みなさんこんにちは、税理士の古見です。東京の文京区という所で税理士事務所を開業しております。こちらのブログを平日限定ですが毎日更新しています。
昨日お休みをいただきましたので。。。今週もよろしくお願いいたします。
自動車への付き合い方が所有から使用へとシフトしている。こういわれて久しいです。どれくらいからでしょうか。民間事業者が日本で本格的にカーシェアリング事業をスタートしたのが2002年だそうです。その後10年近くはごく限られた人々の間でのみ利用されてきていましたが2011年頃から急速に普及が進み、今では都市部を中心にかなり利用者が増加しています。

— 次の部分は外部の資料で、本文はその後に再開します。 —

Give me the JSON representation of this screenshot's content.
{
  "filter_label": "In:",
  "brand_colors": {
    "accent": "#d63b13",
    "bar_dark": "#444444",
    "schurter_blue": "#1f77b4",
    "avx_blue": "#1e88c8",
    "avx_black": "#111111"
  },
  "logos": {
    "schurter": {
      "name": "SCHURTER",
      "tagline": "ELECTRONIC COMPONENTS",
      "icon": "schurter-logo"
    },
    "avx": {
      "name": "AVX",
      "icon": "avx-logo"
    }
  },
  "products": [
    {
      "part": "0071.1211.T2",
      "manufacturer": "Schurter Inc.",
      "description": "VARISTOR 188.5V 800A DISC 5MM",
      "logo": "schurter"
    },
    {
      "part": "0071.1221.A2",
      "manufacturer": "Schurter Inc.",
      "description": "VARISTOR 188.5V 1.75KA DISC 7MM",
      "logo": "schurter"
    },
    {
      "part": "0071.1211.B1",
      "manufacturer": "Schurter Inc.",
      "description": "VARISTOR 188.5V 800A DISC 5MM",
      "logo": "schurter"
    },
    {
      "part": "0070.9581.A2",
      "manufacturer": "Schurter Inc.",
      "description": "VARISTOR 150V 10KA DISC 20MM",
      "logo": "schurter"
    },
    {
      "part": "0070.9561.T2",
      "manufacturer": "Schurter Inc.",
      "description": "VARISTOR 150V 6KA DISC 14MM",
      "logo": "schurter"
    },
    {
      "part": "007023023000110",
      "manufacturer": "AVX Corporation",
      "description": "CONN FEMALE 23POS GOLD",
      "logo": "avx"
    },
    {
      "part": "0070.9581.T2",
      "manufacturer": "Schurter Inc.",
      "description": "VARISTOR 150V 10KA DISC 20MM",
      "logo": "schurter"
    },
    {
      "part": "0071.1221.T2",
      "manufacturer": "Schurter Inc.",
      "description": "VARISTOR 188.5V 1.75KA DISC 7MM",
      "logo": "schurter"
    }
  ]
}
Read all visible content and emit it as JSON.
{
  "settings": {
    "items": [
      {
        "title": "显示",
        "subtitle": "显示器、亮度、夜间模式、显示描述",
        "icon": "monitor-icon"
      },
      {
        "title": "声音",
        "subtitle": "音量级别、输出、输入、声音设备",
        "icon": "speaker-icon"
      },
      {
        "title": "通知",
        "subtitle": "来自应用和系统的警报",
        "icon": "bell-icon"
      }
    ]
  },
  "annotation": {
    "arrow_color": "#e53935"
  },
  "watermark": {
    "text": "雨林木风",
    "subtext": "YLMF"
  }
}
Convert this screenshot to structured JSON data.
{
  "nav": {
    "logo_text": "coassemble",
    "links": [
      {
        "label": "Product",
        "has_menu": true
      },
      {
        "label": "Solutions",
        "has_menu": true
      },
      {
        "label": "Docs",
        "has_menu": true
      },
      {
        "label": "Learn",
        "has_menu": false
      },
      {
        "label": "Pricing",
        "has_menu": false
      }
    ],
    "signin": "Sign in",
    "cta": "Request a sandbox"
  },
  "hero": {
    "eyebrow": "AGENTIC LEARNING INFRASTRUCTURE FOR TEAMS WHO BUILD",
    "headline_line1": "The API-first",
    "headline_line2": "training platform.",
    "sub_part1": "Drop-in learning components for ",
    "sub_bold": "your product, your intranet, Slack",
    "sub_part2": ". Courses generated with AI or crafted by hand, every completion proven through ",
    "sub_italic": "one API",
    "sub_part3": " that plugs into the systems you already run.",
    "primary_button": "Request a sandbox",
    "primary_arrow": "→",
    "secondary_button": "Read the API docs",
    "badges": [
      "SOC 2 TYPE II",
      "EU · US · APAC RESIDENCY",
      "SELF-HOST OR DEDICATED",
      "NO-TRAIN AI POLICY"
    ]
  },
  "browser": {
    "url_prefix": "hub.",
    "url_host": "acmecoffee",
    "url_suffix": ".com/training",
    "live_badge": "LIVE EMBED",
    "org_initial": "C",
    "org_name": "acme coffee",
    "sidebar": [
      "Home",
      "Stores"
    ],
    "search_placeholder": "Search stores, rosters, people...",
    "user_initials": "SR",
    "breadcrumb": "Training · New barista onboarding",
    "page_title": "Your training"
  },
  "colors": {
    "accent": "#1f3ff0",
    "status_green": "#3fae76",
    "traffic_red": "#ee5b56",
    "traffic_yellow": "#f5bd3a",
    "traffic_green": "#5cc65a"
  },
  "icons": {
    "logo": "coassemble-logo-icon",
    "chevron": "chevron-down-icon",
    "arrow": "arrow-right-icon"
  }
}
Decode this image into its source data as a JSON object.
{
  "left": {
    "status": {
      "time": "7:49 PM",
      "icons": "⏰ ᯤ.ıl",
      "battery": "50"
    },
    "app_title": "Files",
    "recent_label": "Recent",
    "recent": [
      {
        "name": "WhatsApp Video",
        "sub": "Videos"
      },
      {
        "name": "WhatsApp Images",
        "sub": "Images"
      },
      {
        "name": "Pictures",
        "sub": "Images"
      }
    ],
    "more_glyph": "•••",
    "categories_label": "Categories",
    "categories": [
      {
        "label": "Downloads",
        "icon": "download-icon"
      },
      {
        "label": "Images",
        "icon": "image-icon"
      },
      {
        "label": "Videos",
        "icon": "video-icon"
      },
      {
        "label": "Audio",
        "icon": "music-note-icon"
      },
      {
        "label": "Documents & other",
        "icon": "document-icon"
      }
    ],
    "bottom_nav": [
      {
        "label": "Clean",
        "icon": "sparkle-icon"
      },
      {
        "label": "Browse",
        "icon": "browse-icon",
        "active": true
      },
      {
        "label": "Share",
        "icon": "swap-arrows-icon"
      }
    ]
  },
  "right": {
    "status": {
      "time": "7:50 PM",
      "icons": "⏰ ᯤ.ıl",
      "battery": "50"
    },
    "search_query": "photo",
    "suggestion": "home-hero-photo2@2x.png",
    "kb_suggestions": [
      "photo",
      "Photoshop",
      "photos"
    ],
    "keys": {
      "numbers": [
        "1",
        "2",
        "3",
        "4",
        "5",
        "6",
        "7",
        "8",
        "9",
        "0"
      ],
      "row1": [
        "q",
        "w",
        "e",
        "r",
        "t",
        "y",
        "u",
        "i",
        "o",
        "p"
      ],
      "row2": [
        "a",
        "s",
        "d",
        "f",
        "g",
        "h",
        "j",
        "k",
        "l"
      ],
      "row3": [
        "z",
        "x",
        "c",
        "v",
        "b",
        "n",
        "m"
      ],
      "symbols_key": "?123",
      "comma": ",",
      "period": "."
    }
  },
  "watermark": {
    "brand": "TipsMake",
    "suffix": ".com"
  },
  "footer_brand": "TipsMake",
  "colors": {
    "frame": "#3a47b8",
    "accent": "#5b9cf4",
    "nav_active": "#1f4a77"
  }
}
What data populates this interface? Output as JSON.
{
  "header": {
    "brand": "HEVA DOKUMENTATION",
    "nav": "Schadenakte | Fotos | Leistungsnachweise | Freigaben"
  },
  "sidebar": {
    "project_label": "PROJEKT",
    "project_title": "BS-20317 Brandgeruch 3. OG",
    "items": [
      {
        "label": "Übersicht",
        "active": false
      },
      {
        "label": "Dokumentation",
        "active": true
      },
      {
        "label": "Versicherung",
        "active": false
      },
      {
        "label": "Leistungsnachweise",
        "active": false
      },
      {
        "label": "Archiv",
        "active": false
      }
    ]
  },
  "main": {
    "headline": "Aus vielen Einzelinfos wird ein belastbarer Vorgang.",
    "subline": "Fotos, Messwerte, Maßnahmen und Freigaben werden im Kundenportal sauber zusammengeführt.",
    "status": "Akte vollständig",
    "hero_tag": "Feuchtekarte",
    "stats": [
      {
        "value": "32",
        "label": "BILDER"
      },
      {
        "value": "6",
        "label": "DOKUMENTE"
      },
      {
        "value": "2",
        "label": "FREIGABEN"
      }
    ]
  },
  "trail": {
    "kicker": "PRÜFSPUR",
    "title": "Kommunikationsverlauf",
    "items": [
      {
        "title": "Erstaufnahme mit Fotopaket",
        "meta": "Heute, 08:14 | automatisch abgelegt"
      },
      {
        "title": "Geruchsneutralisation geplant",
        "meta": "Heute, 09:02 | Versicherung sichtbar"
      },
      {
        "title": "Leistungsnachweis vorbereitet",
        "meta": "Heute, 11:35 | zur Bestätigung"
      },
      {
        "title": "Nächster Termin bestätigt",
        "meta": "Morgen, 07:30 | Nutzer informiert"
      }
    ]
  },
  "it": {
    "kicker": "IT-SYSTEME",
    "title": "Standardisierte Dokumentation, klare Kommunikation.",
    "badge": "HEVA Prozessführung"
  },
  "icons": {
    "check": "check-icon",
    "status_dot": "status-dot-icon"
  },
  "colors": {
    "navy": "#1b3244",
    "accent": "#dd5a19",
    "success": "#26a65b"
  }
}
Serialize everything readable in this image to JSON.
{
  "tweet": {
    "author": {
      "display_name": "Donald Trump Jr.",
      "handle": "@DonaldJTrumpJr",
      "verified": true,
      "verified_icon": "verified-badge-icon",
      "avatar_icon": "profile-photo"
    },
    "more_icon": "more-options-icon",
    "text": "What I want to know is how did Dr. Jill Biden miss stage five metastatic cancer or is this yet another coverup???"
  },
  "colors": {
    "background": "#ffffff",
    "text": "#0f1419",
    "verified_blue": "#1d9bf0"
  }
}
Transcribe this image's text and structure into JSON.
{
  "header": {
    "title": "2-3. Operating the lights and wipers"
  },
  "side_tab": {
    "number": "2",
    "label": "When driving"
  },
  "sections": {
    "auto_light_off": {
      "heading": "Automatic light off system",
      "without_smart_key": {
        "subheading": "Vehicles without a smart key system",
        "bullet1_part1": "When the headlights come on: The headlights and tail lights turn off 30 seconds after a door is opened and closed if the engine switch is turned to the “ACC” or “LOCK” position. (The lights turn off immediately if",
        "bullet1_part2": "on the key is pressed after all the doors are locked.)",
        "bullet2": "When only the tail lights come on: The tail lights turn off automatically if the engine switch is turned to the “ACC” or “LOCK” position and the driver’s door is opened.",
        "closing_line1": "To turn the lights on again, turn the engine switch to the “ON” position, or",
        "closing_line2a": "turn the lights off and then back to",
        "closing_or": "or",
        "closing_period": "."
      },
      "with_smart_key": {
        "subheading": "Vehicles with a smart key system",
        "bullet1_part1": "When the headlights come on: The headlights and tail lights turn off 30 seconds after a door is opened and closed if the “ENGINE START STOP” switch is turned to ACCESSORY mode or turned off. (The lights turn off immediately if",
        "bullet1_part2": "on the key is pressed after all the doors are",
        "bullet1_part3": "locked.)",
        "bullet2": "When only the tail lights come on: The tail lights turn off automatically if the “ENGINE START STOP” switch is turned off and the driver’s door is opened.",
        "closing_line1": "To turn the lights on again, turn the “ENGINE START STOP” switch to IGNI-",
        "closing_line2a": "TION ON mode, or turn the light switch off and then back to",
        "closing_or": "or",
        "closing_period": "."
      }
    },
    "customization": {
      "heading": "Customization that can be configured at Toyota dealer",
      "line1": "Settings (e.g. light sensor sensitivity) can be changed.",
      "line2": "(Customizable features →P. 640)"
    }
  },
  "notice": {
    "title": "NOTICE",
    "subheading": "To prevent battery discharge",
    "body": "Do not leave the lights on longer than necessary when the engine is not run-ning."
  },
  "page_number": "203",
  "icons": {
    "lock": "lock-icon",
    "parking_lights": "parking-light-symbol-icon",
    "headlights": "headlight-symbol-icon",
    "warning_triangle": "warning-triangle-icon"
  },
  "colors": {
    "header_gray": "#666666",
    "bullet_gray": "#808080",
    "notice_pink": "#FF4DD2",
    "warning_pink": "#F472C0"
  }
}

自動車業界の見立てでは今後所有から使用へのシフトが加速するだろうとのことで、そうすると現在の自動車諸税の徴収がままならなくなる、だから走行距離に応じた税金の仕組みを創設しよう、そこから走行税という話が出ているのだとか。
確かに都市部ではカーシェアリングの拠点が年々増えてきており、利用者の利便性も向上していることから今後もこの仕組みの利用者が増え続けるのは間違いないでしょう。現在の自動車諸税のうち自動車重量税、自動車取得税ともに所有を前提とした税金です。重量税は所有している自動車の重さに比例して税金を課税する、取得税は自動車の取得に着目してそこに担税力(税金を払う余裕)を見出し、課税しようとするものです。ですから所有から使用へとシフトするとこれらの税金が徴収しづらくなるのは事実です。
しかしながら大都市圏以外の地方都市では事情が異なります。私もよく存じ上げておりますが、地方都市では自動車は生活必需品です。なにをするにもなくてはならないものですね。一方で人口密度は大都市圏よりも低いことからカーシェアリングの拠点は必然的に限られることになります。シェアリングビジネスは一人当たりの利用者を見積もることによって拠点が成り立つか否かを判断しますので当然の論理ですね。つまり地方都市ではカーシェアリングが使い勝手が悪いものであり、今後も幅広く普及するとは言い難いでしょう。
そうすると、従来の自動車諸税にプラスして走行税を新たに課税するのか、それでは地方在住者が不利益を被ってしまうんではないか、という意見が出てくるでしょう。今後の自動車諸税の議論としてはそのあたりのバランスをどうとっていくのかが重要になっていくのではないでしょうか。